His creative works are marked by a searing intensity that can be seen only in a Tarkovsky classic. Accolades for his genius came from all quarters but the one which really mattered. And hence, Shyamaprasad, production assistant at Doordarshan Kendra, Thiruvananthapuram, maker of telefilms and winner of government and private awards, resigned his job recently and has set sail on his own.

The son of O Rajagopal, national vice-president of the BJP, Shyamaprasad's qualifications as a TV producer need no scrutiny. A graduate in theatre direction from Calicut University's School of Drama, he had a six-month stint at the Film and Television Institute of India (FTII), Pune. He joined DD as production assistant in Bombay and later came back to his home state with a transfer to Thiruvananthapuram.

"The first three years at Thiruvananthapuram DD was a period of fun and enthusiasm," says he. "I knew that I had an atmosphere which was conducive for making telefilms, the kind of work I liked."

His first telefilm Venalinte Ozhivu, based on a short story by Kamala Das, heralded the arrival of a major talent on the Indian small screen. Soon after, Shyamaprasad went on a scholarship to the Hull University in teh UK to study media and theatre production. Here he got the chance to work for Yorkshire TV, Channel Four and some centres of BBC.

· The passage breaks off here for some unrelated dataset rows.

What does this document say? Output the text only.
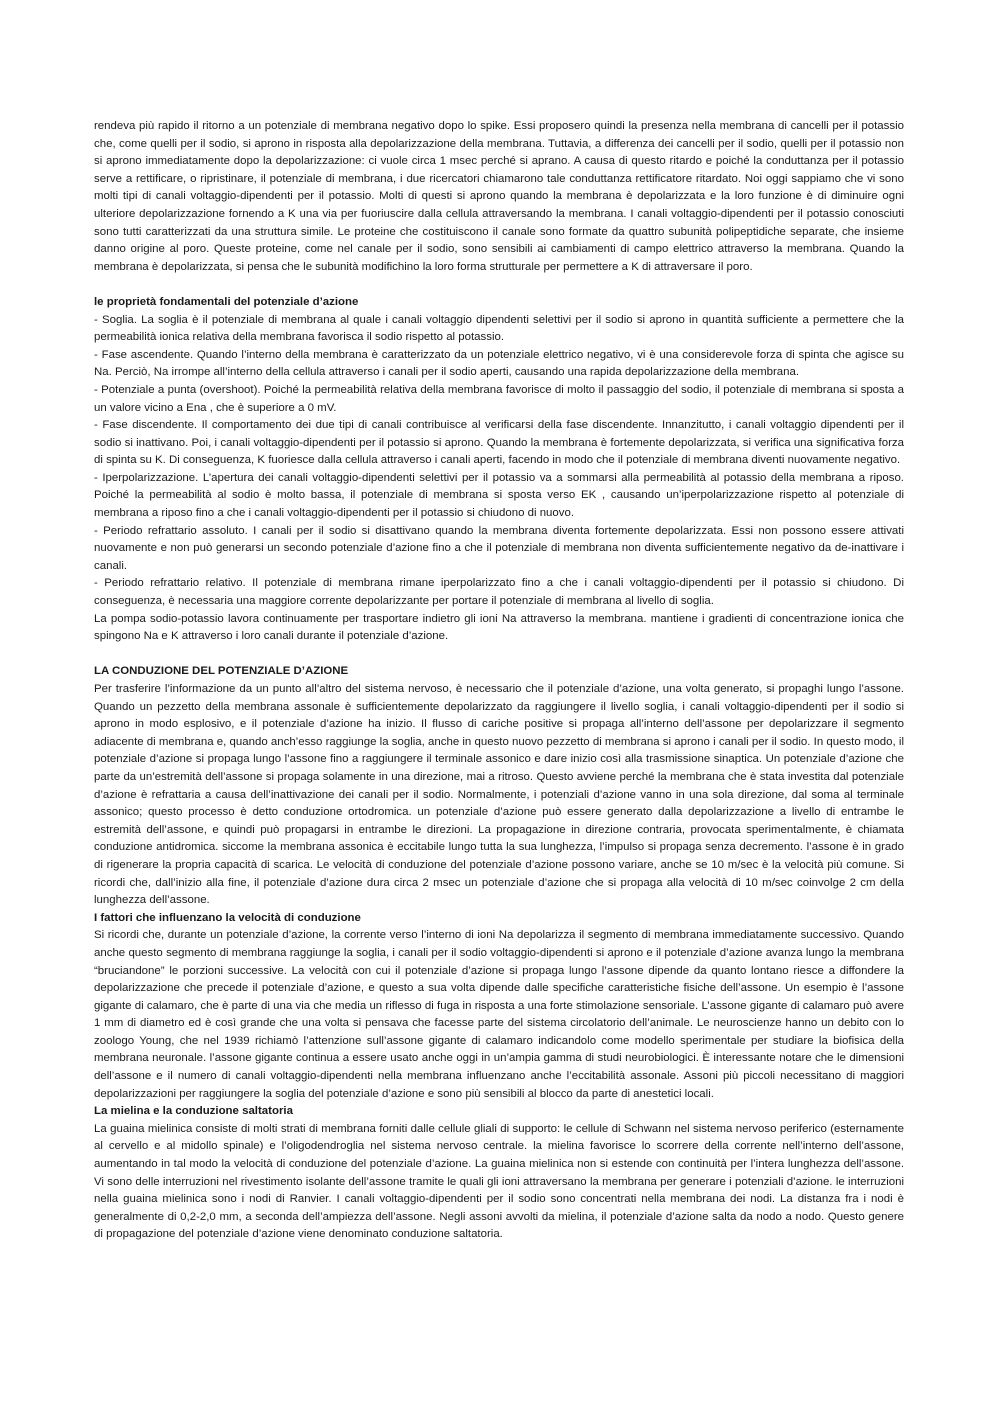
rendeva più rapido il ritorno a un potenziale di membrana negativo dopo lo spike. Essi proposero quindi la presenza nella membrana di cancelli per il potassio che, come quelli per il sodio, si aprono in risposta alla depolarizzazione della membrana. Tuttavia, a differenza dei cancelli per il sodio, quelli per il potassio non si aprono immediatamente dopo la depolarizzazione: ci vuole circa 1 msec perché si aprano. A causa di questo ritardo e poiché la conduttanza per il potassio serve a rettificare, o ripristinare, il potenziale di membrana, i due ricercatori chiamarono tale conduttanza rettificatore ritardato. Noi oggi sappiamo che vi sono molti tipi di canali voltaggio-dipendenti per il potassio. Molti di questi si aprono quando la membrana è depolarizzata e la loro funzione è di diminuire ogni ulteriore depolarizzazione fornendo a K una via per fuoriuscire dalla cellula attraversando la membrana. I canali voltaggio-dipendenti per il potassio conosciuti sono tutti caratterizzati da una struttura simile. Le proteine che costituiscono il canale sono formate da quattro subunità polipeptidiche separate, che insieme danno origine al poro. Queste proteine, come nel canale per il sodio, sono sensibili ai cambiamenti di campo elettrico attraverso la membrana. Quando la membrana è depolarizzata, si pensa che le subunità modifichino la loro forma strutturale per permettere a K di attraversare il poro.

le proprietà fondamentali del potenziale d’azione

- Soglia. La soglia è il potenziale di membrana al quale i canali voltaggio dipendenti selettivi per il sodio si aprono in quantità sufficiente a permettere che la permeabilità ionica relativa della membrana favorisca il sodio rispetto al potassio.

- Fase ascendente. Quando l’interno della membrana è caratterizzato da un potenziale elettrico negativo, vi è una considerevole forza di spinta che agisce su Na. Perciò, Na irrompe all’interno della cellula attraverso i canali per il sodio aperti, causando una rapida depolarizzazione della membrana.

- Potenziale a punta (overshoot). Poiché la permeabilità relativa della membrana favorisce di molto il passaggio del sodio, il potenziale di membrana si sposta a un valore vicino a Ena , che è superiore a 0 mV.

- Fase discendente. Il comportamento dei due tipi di canali contribuisce al verificarsi della fase discendente. Innanzitutto, i canali voltaggio dipendenti per il sodio si inattivano. Poi, i canali voltaggio-dipendenti per il potassio si aprono. Quando la membrana è fortemente depolarizzata, si verifica una significativa forza di spinta su K. Di conseguenza, K fuoriesce dalla cellula attraverso i canali aperti, facendo in modo che il potenziale di membrana diventi nuovamente negativo.

- Iperpolarizzazione. L’apertura dei canali voltaggio-dipendenti selettivi per il potassio va a sommarsi alla permeabilità al potassio della membrana a riposo. Poiché la permeabilità al sodio è molto bassa, il potenziale di membrana si sposta verso EK , causando un’iperpolarizzazione rispetto al potenziale di membrana a riposo fino a che i canali voltaggio-dipendenti per il potassio si chiudono di nuovo.

- Periodo refrattario assoluto. I canali per il sodio si disattivano quando la membrana diventa fortemente depolarizzata. Essi non possono essere attivati nuovamente e non può generarsi un secondo potenziale d’azione fino a che il potenziale di membrana non diventa sufficientemente negativo da de-inattivare i canali.

- Periodo refrattario relativo. Il potenziale di membrana rimane iperpolarizzato fino a che i canali voltaggio-dipendenti per il potassio si chiudono. Di conseguenza, è necessaria una maggiore corrente depolarizzante per portare il potenziale di membrana al livello di soglia.

La pompa sodio-potassio lavora continuamente per trasportare indietro gli ioni Na attraverso la membrana. mantiene i gradienti di concentrazione ionica che spingono Na e K attraverso i loro canali durante il potenziale d’azione.

LA CONDUZIONE DEL POTENZIALE D’AZIONE

Per trasferire l’informazione da un punto all’altro del sistema nervoso, è necessario che il potenziale d’azione, una volta generato, si propaghi lungo l’assone. Quando un pezzetto della membrana assonale è sufficientemente depolarizzato da raggiungere il livello soglia, i canali voltaggio-dipendenti per il sodio si aprono in modo esplosivo, e il potenziale d’azione ha inizio. Il flusso di cariche positive si propaga all’interno dell’assone per depolarizzare il segmento adiacente di membrana e, quando anch’esso raggiunge la soglia, anche in questo nuovo pezzetto di membrana si aprono i canali per il sodio. In questo modo, il potenziale d’azione si propaga lungo l’assone fino a raggiungere il terminale assonico e dare inizio così alla trasmissione sinaptica. Un potenziale d’azione che parte da un’estremità dell’assone si propaga solamente in una direzione, mai a ritroso. Questo avviene perché la membrana che è stata investita dal potenziale d’azione è refrattaria a causa dell’inattivazione dei canali per il sodio. Normalmente, i potenziali d’azione vanno in una sola direzione, dal soma al terminale assonico; questo processo è detto conduzione ortodromica. un potenziale d’azione può essere generato dalla depolarizzazione a livello di entrambe le estremità dell’assone, e quindi può propagarsi in entrambe le direzioni. La propagazione in direzione contraria, provocata sperimentalmente, è chiamata conduzione antidromica. siccome la membrana assonica è eccitabile lungo tutta la sua lunghezza, l’impulso si propaga senza decremento. l’assone è in grado di rigenerare la propria capacità di scarica. Le velocità di conduzione del potenziale d’azione possono variare, anche se 10 m/sec è la velocità più comune. Si ricordi che, dall’inizio alla fine, il potenziale d’azione dura circa 2 msec un potenziale d’azione che si propaga alla velocità di 10 m/sec coinvolge 2 cm della lunghezza dell’assone.

I fattori che influenzano la velocità di conduzione

Si ricordi che, durante un potenziale d’azione, la corrente verso l’interno di ioni Na depolarizza il segmento di membrana immediatamente successivo. Quando anche questo segmento di membrana raggiunge la soglia, i canali per il sodio voltaggio-dipendenti si aprono e il potenziale d’azione avanza lungo la membrana “bruciandone” le porzioni successive. La velocità con cui il potenziale d’azione si propaga lungo l’assone dipende da quanto lontano riesce a diffondere la depolarizzazione che precede il potenziale d’azione, e questo a sua volta dipende dalle specifiche caratteristiche fisiche dell’assone. Un esempio è l’assone gigante di calamaro, che è parte di una via che media un riflesso di fuga in risposta a una forte stimolazione sensoriale. L’assone gigante di calamaro può avere 1 mm di diametro ed è così grande che una volta si pensava che facesse parte del sistema circolatorio dell’animale. Le neuroscienze hanno un debito con lo zoologo Young, che nel 1939 richiamò l’attenzione sull’assone gigante di calamaro indicandolo come modello sperimentale per studiare la biofisica della membrana neuronale. l’assone gigante continua a essere usato anche oggi in un’ampia gamma di studi neurobiologici. È interessante notare che le dimensioni dell’assone e il numero di canali voltaggio-dipendenti nella membrana influenzano anche l’eccitabilità assonale. Assoni più piccoli necessitano di maggiori depolarizzazioni per raggiungere la soglia del potenziale d’azione e sono più sensibili al blocco da parte di anestetici locali.

La mielina e la conduzione saltatoria

La guaina mielinica consiste di molti strati di membrana forniti dalle cellule gliali di supporto: le cellule di Schwann nel sistema nervoso periferico (esternamente al cervello e al midollo spinale) e l’oligodendroglia nel sistema nervoso centrale. la mielina favorisce lo scorrere della corrente nell’interno dell’assone, aumentando in tal modo la velocità di conduzione del potenziale d’azione. La guaina mielinica non si estende con continuità per l’intera lunghezza dell’assone. Vi sono delle interruzioni nel rivestimento isolante dell’assone tramite le quali gli ioni attraversano la membrana per generare i potenziali d’azione. le interruzioni nella guaina mielinica sono i nodi di Ranvier. I canali voltaggio-dipendenti per il sodio sono concentrati nella membrana dei nodi. La distanza fra i nodi è generalmente di 0,2-2,0 mm, a seconda dell’ampiezza dell’assone. Negli assoni avvolti da mielina, il potenziale d’azione salta da nodo a nodo. Questo genere di propagazione del potenziale d’azione viene denominato conduzione saltatoria.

His return home marked the beginning of his woes with the authorities. The two-and-a-half years spent abroad were cut short from his service period. But he persevered and went on to make telefilms such as Peruvazhiyile Kariyilakal, Vivaahalochana, Viswavikhyatamaya Mookku, and his masterpiece Uyirthezhunnelpu.

Uyirthezhunnelpu had been produced by DD in 1993 after its script languished for six years following one rejection after another. When it won the State awards, the Thiruvananthapuram Kendra took the stand that as a central government institution; DD could not accept any award instituted by a government. Shyamaprasad defied the orders of the Kendra director forbidding him to accept the award and promptly received a disciplinary memo. Shortly afterwards, his telefilm Nilavariyunnu swept the Onida Pinnacle awards, an acknowledgement of his mastery of the medium at the national level. But in his office he remained just a production assistant. "Things had come to such a stage that there was no meaning in continuing with the job," Shyamaprasad says. "My official duty had been reduced to producing the weekly curtain raiser and not even that in recent times." It was not long before he resigned.

Despite the treatment meted out to him by it, Shyamaprasad candidly admits that without DD he would not have been able to produce his dreams in celluloid such as Uyirthezhunnelpu. "I do not think any private financier would be willing to undertake the production of a project like that which has no guarantee at all of box office returns if made as a film," he says. "DD has the power to be a showcase of good art."

The vagaries of private producers is not new to Shyamaprasad. His feature film project, Prajapathi, which was to have featured superstar Mammooty had to be shelved at the last minute because of distributors developing cold feet over what they felt was too arty a project. "In future, I have to smart enough to convince potential producers and distributors regarding the commercial viability of my cinema," he says.

That is not all that he has to remember as he gets ready to switch over from television to the big screen. The script writer and director in him could face fresh challenges. Not that he worries over it. "One has to be well versed in the grammar of both media before making the transition from one to another," he says. "I think I am confident enough to make such a transition," he says. Even as he gears up for plunging into the field of feature films, he nurses a soft corner for his first love, telefilms. "In the coming years, telefilms will grow in importance especially for directors who find it impossible to realize their dream feature film projects, given the role money plays in them," he says. He himself hopes to see none other than DD telecast the telefilms which he might make in future.

Right now, Shyamaprasad is enjoying a serene lull from work with his wife and children at his house in Thiruvananthapuram. A lull which people who have known the exquisiteness of his creations hope, is very brief.